The Cambridge History of English and American Literature in 18 Volumes (1907–21). rn VOLUME XVII. Later National Literature, Part II.
VIII. Mark Twain§ 11. Roughing It
In Roughing It (1872) he chose a subject doubtless less interesting to some good people of the Atlantic seaboard than a European tour—the narrative of his journey across the plains to Carson City, and his life and adventures in Nevada, California, and the Sandwich Islands. Various critics, however, have preferred it to Innocents Abroad as a truer book; and in a sense the preference is justifiable. As literal history, to be sure, or as autobiography, it is untrustworthy.

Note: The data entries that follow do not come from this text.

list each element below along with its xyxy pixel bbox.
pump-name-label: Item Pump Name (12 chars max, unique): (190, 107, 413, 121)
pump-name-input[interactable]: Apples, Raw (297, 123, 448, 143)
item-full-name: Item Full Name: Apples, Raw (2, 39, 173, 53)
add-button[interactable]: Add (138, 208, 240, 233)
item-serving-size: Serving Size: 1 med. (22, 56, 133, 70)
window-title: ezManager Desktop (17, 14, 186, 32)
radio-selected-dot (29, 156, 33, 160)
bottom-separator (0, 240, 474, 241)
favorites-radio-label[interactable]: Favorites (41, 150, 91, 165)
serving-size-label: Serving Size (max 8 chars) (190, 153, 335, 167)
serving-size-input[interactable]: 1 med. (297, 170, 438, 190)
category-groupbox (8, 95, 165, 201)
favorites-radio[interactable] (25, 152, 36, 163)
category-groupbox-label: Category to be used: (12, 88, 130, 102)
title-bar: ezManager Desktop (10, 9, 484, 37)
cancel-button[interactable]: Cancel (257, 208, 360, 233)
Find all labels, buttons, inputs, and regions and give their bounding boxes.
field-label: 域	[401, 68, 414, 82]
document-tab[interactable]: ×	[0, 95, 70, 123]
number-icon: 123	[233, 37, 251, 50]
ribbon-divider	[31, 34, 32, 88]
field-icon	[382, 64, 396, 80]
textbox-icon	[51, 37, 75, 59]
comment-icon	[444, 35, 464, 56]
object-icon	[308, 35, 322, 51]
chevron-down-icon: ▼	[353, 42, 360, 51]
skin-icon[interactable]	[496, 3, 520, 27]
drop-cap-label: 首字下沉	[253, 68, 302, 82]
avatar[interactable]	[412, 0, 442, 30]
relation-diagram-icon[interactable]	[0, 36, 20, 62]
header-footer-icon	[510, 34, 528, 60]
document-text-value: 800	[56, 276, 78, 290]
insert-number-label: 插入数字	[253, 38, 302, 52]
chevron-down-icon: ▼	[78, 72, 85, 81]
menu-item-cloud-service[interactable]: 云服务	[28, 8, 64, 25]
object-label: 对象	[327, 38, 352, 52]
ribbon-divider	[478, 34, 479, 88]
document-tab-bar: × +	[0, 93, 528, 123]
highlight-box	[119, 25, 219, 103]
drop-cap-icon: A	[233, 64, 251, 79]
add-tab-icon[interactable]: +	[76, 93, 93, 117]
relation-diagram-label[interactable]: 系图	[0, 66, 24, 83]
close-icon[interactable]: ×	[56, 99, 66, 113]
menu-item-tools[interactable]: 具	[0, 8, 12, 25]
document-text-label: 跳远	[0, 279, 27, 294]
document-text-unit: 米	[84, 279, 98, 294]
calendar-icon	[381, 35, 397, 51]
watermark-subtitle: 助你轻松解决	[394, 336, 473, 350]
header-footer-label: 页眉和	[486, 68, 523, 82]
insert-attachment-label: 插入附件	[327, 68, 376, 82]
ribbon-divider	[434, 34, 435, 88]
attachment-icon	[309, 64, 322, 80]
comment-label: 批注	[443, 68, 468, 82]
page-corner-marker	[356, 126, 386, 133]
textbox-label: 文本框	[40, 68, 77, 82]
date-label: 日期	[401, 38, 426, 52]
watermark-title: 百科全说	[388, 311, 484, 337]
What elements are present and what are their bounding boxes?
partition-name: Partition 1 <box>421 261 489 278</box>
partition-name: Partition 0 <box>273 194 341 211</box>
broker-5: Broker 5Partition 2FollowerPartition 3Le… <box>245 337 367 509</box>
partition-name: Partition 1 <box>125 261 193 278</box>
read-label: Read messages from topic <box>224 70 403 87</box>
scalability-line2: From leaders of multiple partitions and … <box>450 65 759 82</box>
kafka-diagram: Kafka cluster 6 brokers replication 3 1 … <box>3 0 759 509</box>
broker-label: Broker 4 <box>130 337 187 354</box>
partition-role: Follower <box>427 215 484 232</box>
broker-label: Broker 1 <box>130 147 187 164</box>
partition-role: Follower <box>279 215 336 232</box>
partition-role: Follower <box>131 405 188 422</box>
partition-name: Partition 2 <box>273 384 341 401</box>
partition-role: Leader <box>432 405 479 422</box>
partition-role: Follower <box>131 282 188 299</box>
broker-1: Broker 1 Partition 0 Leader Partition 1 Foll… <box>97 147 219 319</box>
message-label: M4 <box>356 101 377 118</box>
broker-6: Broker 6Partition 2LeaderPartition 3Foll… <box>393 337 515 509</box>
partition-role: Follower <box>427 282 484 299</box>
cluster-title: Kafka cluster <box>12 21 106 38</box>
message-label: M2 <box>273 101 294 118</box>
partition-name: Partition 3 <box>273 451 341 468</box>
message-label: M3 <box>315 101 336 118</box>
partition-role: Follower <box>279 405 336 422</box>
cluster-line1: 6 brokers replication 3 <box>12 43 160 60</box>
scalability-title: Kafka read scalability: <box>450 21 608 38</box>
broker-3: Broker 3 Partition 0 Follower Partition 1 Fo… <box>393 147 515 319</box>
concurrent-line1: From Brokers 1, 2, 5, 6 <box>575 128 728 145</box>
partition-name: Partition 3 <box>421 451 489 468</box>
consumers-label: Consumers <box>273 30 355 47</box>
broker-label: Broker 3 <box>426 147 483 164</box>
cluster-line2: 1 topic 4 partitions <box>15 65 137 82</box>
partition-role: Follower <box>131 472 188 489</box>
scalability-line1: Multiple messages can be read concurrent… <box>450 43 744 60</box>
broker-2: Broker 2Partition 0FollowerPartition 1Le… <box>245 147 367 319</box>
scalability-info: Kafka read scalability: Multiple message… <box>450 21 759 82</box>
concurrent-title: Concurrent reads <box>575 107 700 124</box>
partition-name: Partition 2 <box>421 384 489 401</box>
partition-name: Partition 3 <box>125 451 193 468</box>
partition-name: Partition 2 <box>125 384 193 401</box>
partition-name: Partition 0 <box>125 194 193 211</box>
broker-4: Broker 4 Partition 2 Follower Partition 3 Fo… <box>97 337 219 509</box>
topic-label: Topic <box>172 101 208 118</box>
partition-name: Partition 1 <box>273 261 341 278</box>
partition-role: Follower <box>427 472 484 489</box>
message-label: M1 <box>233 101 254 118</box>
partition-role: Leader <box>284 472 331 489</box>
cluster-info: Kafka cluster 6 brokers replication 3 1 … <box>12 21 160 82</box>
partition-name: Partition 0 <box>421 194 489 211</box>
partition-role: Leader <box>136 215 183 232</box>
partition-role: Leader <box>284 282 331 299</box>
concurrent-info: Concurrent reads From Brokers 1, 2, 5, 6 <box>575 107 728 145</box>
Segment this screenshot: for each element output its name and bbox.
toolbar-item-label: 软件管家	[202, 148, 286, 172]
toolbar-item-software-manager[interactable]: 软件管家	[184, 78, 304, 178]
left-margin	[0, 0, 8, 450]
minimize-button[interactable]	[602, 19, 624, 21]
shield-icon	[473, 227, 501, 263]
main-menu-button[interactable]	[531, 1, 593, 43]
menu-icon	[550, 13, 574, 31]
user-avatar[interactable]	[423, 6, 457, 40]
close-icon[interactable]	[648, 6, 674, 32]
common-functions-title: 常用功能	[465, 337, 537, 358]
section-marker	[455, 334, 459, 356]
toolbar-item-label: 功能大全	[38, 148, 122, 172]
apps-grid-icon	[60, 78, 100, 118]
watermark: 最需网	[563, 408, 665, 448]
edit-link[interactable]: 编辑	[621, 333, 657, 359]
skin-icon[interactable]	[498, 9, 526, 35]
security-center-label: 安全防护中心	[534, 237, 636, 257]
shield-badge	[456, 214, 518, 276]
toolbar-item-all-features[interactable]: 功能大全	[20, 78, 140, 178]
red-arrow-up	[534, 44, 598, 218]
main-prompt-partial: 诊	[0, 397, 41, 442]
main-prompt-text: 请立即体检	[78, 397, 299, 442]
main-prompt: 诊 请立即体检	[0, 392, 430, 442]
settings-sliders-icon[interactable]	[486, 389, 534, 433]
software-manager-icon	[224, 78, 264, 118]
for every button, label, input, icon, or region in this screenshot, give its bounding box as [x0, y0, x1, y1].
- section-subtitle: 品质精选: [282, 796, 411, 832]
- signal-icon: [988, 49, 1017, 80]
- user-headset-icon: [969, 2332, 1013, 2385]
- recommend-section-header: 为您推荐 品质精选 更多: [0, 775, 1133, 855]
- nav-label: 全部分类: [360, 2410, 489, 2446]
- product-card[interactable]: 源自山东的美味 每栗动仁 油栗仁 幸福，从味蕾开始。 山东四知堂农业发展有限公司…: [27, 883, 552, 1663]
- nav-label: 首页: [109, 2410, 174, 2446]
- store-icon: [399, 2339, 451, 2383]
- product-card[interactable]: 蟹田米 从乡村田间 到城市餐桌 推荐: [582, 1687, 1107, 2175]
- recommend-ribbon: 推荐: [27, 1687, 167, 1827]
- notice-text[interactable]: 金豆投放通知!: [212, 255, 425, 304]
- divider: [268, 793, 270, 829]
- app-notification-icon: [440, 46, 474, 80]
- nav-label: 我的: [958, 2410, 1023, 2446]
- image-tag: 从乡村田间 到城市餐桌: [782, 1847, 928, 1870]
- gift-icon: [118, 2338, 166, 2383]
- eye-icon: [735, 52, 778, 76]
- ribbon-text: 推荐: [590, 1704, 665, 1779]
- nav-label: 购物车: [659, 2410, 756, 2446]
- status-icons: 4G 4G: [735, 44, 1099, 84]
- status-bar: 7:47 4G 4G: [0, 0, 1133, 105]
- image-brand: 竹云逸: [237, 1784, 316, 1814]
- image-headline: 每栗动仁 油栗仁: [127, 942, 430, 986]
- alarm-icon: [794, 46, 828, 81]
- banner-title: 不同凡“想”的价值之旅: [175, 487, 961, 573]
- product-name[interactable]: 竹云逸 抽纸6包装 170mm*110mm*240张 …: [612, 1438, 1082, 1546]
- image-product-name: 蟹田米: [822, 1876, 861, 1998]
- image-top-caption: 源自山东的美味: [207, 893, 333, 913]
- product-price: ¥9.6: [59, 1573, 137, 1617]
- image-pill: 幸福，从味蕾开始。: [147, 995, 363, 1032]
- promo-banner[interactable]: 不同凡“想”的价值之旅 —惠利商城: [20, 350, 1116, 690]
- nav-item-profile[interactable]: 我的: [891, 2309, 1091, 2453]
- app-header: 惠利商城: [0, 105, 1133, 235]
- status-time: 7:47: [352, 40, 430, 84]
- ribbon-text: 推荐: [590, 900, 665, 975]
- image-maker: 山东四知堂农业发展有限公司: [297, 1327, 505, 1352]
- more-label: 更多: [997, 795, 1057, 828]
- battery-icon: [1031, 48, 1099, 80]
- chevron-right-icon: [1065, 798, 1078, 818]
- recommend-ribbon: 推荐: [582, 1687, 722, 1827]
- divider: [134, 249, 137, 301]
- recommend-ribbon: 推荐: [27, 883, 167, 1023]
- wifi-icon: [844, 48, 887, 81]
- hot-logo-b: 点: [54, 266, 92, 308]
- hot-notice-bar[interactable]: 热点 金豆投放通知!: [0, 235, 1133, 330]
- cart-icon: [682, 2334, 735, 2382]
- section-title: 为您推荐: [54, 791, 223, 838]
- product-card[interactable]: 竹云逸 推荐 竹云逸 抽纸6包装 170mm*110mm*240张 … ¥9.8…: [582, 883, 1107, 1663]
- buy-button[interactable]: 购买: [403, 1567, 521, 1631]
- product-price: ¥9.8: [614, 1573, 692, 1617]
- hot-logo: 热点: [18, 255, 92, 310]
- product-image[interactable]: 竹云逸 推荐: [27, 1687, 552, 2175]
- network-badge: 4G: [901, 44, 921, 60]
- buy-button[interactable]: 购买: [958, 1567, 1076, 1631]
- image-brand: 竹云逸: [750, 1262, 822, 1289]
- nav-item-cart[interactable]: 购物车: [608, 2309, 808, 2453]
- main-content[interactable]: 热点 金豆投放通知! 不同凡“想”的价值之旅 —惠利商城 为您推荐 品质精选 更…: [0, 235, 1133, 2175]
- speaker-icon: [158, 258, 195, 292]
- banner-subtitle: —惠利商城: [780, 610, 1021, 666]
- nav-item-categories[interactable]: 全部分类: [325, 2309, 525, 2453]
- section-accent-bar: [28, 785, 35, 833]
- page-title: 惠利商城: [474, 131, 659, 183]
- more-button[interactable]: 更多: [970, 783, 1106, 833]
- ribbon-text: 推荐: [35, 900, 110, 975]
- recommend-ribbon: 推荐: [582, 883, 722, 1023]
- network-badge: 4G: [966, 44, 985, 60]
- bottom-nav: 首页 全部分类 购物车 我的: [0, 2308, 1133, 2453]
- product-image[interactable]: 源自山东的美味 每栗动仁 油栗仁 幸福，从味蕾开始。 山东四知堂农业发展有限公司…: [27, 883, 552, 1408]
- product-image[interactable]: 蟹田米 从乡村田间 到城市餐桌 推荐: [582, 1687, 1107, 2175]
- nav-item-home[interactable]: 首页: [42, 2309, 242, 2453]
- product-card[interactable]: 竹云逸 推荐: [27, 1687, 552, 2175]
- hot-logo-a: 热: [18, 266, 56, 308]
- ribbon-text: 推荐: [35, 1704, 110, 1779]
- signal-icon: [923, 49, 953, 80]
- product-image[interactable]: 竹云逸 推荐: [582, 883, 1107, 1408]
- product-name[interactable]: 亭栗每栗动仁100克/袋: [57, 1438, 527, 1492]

Mark Twain follows his own advice to Rudyard Kipling: “Young man, first get your facts; then distort them as you please.” He distorts the facts in Roughing It, and vitalizes them by a poetical enlargement and interpretation thoroughly characteristic of native Western humour. In painting frontier manners, no longer an outsider, as he was in Europe, he abandons the attitude of one exposing illusions, and seeks to exhibit the West under the glamour of imagination. His coyote, turning with a smile upon the pursuing hound and vanishing with a “rushing sound, and the sudden splitting of a long crack in the atmosphere”—his coyote is a beast of fable; so is his jackrabbit; so is his broncho; so is his Brigham Young. On all his pioneers, his stagedrivers, his miners, his desperadoes, his boon-companions he has breathed with a heroizing emotion recollected in literary tranquillity. In the clear light of the vanished E1 Dorado of his youth they and their mountains and forests loom for him larger than common nature, more passionate, more picturesque.